During her stint at Storehouse, she also revealed a tougher side to her girl-next-door image. Sir Terence says: 'She speaks her mind. She got frustrated with some of the fools around her (during the merger with BhS). She was not at all tolerant of some of the people on the other side of the fence.'

Her new employers had problems of their own. She joined House of Fraser as finance director of Harrods. It was 1986, a year after the Egyptian Fayed brothers had launched their controversial pounds 615m takeover of HoF, but before it was confirmed they had repeatedly lied about their wealth and origins.

'I enjoyed it. I learned an awful lot. The battles with Tiny Rowland were going on around me, but I was basically in charge of making sure the Harrods doors opened every day.' She was also put in charge of Harrods Bank, as the Bank of England insisted the Fayeds keep a distance from it.

At home she still has a 10-inch pile of propaganda put out by Rowland. Documents attacking the Fayeds were often delivered to her home by Lonrho messengers, sometimes in the small hours, demanding she sign for them - quite scary for a woman living alone, she says.

A former colleague at Harrods says: 'She was very capable, very efficient, extremely conscientious and very hard working.' The Knightsbridge store insists that one of its directors always goes in on a Saturday. 'Rosemary seemed to do more Saturdays than anyone else.'

Versions differ about her parting from Harrods. According to her own CV, she remained employed by the store till March 1990. According to one well-placed source, she was dismissed with compensation on 1 January 1990. Relations between her and David Simons, the then HoF finance director (now chief executive of Isosceles, the owner of Gateway), are said to have become increasingly strained.

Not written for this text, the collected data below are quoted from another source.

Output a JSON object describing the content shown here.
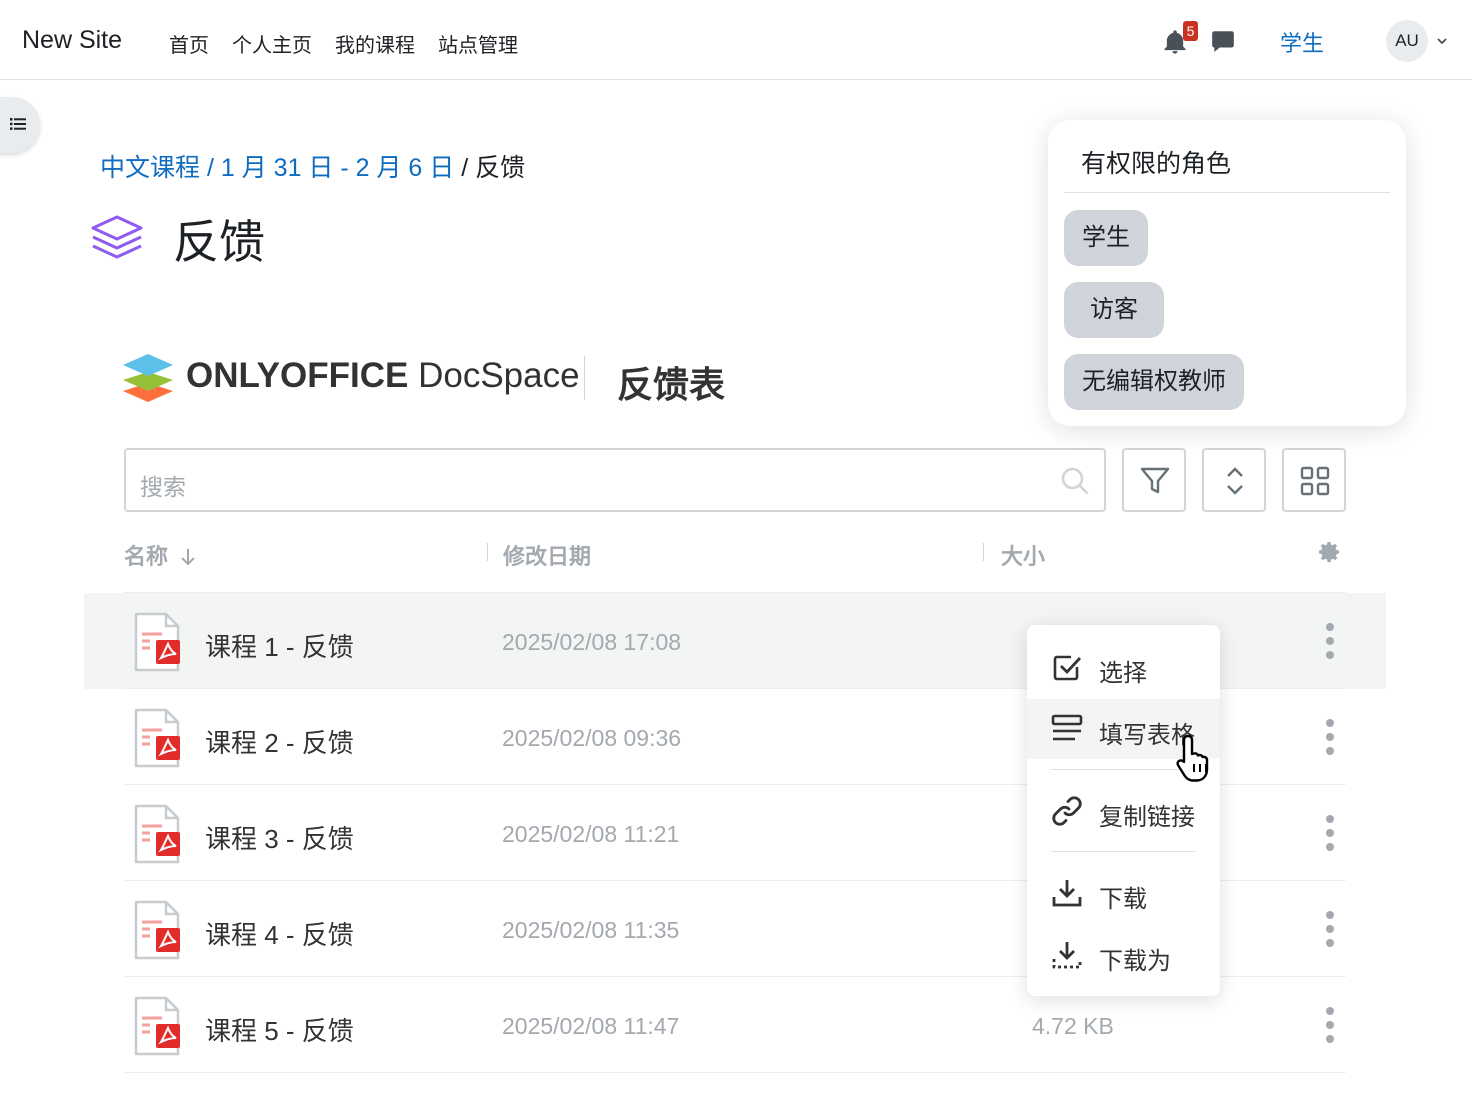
{
  "topbar": {
    "site_name": "New Site",
    "nav": [
      "首页",
      "个人主页",
      "我的课程",
      "站点管理"
    ],
    "notification_count": "5",
    "role": "学生",
    "avatar_initials": "AU"
  },
  "breadcrumb": {
    "items": [
      "中文课程",
      "1 月 31 日 - 2 月 6 日",
      "反馈"
    ],
    "separator": "/"
  },
  "page_title": "反馈",
  "roles_popup": {
    "title": "有权限的角色",
    "roles": [
      "学生",
      "访客",
      "无编辑权教师"
    ]
  },
  "docspace": {
    "brand_bold": "ONLYOFFICE",
    "brand_light": "DocSpace",
    "room_title": "反馈表"
  },
  "search": {
    "placeholder": "搜索"
  },
  "columns": {
    "name": "名称",
    "modified": "修改日期",
    "size": "大小"
  },
  "files": [
    {
      "name": "课程 1 - 反馈",
      "date": "2025/02/08 17:08",
      "size": ""
    },
    {
      "name": "课程 2 - 反馈",
      "date": "2025/02/08 09:36",
      "size": ""
    },
    {
      "name": "课程 3 - 反馈",
      "date": "2025/02/08 11:21",
      "size": ""
    },
    {
      "name": "课程 4 - 反馈",
      "date": "2025/02/08 11:35",
      "size": ""
    },
    {
      "name": "课程 5 - 反馈",
      "date": "2025/02/08 11:47",
      "size": "4.72 KB"
    }
  ],
  "context_menu": {
    "select": "选择",
    "fill_form": "填写表格",
    "copy_link": "复制链接",
    "download": "下载",
    "download_as": "下载为"
  },
  "colors": {
    "link": "#0f6cbf",
    "pdf_red": "#e22c2c",
    "title_icon": "#8f5bf0",
    "muted": "#a3a9ae"
  }
}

It was in her next job as financial controller of Grand Metropolitan that Thorne came close to the wheeler-dealer end of finance, playing a part in a welter of acquisitions and disposals. She arrived in time to sew up the loose ends of the Pillsbury takeover, and then worked on the sale of William Hill bookmakers to Brent Walker (the two sides are still squabbling over the price), forged the Inntrepreneur joint venture with Courage and sold the Peter Dominic off-licence chain to Whitbread.

By comparison, the Sainsbury job looks rather tame - more planning and controls than mergers and acquisitions. She has kept her head down so far. According to one of her staff, she is systems-oriented, a good delegator and uncharismatic. In the City she is still little known, barely opening her mouth in a company presentation to one stockbroker.